Christine McLaughlin August 07, 2012 at 09:18 PM
Pete, you ask "would you risk disruption of the UWM project?" and say that this development is very, very good for Tosa. But the plan to hang development of the the UWM engineering school and research park on funding from building apartments is a sticky wicket. Yes, Mandel Group is the developer in hand. You've invested time with them. But common sense seems to say stop and wait until a better project can go ahead. Is Tosa responsible for the limitations of UWM's financial mare's nest? Do we need to push this solution through to make it happen? Persuade me that's the only answer. Of course we (you) should do everything reasonable to help them succeed. But a six month or year hiatus would give time for you to convince us that this is the best idea available. Or find another. Set the clock from the time Mandel changed the rules of the game, not from the time they bid the job.
Pete Donegan August 08, 2012 at 04:41 PM
Greetings Christine! I get your point and I think it deserves thorough consideration once this gets to Council. However, there are so many positive but complex developments in the works associated with the UWM project that I believe a 6 month or 1 year delay will trouble many. These include the Accelerator building, the Engineering School building and a significant private engineering business with whom we are in conversation. None are "done deals". All need predictability. To your other comments: I think that the "sticky wicket" is the Eschweiller buildings. If we were not so dedicated to their preservation, I don't believe that we would need this apartment complex and we could keep that 8 acres as parkland. When Council approved this plan, I argued against the apartment (Mandel) development and predicted the "bait and switch" (that his development would not throw off enough money to complete the preservation) and that he would be back with a change. As to the "eleventh hour" stuff and at what point we "start the clock": The buildings were designated "historical" in 1998 and, to the best of my knowledge, we now have the first and only serious attempt to put a price tag on their preservation; 14 years later. If there really was broad based and deep passion for the preservation of these, don't you think that would have at least effected an estimate of cost which is, of course, the key issue. Contrast this effort to the Hoyt Pool effort. Makes me wonder.
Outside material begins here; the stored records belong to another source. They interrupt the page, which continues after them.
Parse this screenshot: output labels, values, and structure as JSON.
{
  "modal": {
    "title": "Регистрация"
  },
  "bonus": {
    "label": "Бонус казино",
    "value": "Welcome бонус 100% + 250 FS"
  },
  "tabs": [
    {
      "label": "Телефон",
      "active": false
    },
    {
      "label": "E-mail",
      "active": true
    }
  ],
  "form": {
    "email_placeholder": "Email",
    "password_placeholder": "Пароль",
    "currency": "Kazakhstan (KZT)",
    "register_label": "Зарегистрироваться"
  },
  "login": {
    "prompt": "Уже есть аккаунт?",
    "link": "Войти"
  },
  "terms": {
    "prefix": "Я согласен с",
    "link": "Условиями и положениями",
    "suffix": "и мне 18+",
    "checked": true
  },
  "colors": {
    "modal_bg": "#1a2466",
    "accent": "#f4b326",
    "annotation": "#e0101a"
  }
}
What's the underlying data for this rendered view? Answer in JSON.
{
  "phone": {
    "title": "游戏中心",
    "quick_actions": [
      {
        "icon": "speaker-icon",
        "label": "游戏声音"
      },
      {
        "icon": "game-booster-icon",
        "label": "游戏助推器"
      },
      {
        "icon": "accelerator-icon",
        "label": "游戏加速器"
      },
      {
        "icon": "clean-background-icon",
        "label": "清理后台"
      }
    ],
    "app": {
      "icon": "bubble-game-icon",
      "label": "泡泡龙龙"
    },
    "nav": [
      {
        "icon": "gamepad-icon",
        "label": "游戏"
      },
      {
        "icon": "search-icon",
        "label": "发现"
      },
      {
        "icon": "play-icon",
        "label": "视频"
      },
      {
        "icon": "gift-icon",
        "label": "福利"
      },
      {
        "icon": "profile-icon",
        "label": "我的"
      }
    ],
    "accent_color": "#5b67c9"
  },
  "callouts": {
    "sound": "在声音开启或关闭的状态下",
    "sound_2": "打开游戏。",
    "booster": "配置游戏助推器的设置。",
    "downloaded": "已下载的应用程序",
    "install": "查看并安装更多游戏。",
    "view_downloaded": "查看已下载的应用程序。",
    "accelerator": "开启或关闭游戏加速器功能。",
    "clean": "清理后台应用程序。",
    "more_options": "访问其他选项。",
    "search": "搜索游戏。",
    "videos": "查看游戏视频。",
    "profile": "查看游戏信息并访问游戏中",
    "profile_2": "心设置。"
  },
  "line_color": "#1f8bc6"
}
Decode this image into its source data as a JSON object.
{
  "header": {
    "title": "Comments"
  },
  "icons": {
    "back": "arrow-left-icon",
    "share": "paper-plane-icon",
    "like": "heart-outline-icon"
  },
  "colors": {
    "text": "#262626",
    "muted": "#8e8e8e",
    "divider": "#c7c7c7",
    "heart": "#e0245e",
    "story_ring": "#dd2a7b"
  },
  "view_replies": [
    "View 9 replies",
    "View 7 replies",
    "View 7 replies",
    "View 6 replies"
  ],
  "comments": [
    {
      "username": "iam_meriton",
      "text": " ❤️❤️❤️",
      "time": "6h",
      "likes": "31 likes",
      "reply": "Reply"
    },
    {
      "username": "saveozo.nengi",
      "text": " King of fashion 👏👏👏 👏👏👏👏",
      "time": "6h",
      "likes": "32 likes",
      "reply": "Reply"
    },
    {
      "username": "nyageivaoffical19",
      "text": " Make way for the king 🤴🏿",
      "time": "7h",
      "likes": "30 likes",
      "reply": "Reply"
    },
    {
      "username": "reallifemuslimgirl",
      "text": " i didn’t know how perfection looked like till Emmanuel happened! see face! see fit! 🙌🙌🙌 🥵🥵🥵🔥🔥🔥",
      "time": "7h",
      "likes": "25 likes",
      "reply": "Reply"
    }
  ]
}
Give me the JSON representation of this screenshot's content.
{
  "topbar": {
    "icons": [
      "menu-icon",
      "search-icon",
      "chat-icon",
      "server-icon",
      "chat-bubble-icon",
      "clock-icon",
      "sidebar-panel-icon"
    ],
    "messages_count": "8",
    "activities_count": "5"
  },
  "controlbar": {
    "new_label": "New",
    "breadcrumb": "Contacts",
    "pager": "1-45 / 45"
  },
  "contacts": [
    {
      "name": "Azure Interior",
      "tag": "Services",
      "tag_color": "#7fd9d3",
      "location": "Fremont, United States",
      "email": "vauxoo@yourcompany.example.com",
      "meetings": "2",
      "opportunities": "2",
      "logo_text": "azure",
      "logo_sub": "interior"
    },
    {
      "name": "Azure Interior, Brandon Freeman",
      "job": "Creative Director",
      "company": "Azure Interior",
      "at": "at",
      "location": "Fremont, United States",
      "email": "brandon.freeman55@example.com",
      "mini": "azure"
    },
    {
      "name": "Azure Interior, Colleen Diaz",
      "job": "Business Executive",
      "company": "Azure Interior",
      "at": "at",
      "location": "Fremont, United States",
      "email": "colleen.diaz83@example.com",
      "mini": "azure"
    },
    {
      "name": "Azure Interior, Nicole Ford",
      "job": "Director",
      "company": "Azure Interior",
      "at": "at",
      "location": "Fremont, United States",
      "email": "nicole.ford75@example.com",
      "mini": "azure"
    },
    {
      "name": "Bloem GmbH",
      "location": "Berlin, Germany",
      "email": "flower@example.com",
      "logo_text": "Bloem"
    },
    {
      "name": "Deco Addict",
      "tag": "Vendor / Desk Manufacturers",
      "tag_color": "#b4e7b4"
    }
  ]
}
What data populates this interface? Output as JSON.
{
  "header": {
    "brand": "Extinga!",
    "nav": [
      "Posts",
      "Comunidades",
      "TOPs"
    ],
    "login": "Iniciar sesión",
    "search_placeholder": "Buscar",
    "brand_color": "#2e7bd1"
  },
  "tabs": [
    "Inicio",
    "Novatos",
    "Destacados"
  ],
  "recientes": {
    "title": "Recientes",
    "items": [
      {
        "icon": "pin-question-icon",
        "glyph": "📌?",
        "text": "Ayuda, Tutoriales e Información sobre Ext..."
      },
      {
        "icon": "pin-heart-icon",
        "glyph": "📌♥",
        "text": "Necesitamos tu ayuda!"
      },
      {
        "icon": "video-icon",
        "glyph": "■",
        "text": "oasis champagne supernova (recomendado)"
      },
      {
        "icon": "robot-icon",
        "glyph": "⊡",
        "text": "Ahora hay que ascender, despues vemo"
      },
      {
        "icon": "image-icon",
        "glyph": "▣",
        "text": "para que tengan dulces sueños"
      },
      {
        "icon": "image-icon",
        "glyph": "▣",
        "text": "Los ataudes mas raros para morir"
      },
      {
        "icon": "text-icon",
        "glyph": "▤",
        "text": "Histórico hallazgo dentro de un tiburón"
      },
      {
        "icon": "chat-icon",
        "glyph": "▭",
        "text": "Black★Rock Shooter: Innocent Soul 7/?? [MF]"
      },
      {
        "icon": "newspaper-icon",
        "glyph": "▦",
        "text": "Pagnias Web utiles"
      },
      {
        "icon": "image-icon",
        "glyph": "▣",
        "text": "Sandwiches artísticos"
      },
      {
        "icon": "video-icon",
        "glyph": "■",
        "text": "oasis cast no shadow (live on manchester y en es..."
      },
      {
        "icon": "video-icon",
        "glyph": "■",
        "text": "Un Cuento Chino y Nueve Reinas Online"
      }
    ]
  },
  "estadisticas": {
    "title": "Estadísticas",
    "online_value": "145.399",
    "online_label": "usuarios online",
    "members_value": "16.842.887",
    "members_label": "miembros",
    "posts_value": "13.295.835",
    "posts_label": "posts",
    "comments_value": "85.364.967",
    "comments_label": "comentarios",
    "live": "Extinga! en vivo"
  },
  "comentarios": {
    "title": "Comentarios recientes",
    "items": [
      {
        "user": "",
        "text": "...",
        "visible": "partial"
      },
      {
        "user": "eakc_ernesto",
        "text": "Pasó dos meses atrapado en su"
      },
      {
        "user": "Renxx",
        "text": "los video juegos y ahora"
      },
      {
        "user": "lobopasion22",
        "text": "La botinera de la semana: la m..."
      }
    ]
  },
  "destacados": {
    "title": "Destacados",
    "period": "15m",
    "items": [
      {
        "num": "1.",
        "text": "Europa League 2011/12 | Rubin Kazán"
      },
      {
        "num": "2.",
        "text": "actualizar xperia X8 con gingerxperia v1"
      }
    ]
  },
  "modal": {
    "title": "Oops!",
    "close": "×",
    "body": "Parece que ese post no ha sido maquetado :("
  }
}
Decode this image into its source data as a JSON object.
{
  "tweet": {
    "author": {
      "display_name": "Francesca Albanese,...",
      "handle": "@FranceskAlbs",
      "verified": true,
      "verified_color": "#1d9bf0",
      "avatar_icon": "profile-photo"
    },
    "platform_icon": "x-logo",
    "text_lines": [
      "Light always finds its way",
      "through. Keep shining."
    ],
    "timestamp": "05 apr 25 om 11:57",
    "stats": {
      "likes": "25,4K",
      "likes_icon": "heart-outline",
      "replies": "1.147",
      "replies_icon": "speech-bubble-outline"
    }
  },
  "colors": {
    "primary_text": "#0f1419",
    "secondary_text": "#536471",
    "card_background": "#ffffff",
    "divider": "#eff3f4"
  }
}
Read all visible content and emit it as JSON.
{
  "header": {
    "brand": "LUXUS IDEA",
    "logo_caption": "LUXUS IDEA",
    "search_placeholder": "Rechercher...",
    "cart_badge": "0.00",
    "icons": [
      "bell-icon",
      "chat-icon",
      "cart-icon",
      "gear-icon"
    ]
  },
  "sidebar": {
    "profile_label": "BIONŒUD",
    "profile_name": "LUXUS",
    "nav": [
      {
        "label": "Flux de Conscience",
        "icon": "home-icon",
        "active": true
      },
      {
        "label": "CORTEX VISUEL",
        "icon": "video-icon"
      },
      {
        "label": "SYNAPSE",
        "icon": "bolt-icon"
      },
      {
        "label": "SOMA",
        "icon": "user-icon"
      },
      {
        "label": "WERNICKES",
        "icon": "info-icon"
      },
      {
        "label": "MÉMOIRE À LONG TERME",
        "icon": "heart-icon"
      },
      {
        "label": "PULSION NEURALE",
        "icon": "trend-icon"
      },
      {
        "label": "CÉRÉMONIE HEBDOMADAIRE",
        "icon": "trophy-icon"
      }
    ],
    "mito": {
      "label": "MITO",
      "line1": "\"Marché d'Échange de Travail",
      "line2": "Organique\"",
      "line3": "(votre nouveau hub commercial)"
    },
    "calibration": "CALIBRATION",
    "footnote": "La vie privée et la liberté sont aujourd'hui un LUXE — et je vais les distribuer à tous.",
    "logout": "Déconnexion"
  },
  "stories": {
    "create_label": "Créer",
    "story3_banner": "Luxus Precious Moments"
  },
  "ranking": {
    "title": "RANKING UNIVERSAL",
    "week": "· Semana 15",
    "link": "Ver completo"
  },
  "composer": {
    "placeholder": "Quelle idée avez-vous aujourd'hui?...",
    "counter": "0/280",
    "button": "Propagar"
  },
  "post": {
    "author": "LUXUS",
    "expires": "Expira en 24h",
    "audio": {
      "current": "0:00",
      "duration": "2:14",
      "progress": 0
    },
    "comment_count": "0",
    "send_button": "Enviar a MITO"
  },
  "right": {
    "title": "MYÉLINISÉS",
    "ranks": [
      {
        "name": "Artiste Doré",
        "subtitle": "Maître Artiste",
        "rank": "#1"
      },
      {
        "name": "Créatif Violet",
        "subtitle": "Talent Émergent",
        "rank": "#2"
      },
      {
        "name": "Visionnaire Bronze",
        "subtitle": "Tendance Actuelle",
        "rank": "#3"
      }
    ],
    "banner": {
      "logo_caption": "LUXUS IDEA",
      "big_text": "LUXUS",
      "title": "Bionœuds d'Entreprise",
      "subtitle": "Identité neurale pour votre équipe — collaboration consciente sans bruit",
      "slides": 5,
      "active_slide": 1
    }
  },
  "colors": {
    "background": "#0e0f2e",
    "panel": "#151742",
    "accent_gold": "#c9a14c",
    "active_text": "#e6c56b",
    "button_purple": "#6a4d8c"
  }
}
Namaste August 10, 2012 at 02:11 AM
Until the land sale with UWM Real Estate Foundation, the County was sole owner of the property and was derelict in the care of the bldgs. Remember that S5 and the dormitory building were functional and occupied up until 2006 when occupants were displaced due to the MMSD basin project. The Hoyt pool had the backing of Milwaukee County, Wauwatosa and the community. The public was lead to believe that the Eschweilers would be preserved as part of the land sale with UWM REF and up until May 3rd, the public was under the same assumption that Mandel Group would restore the Eschweiler campus based upon the need for an additional 200,000 sq feet of new infill development. If the bldgs are not going to be saved, then Mandel does not need 200,000 sq ft of new construction to offset costs of rehabilitation and needs to reduce their footprint if the environment is to benefit.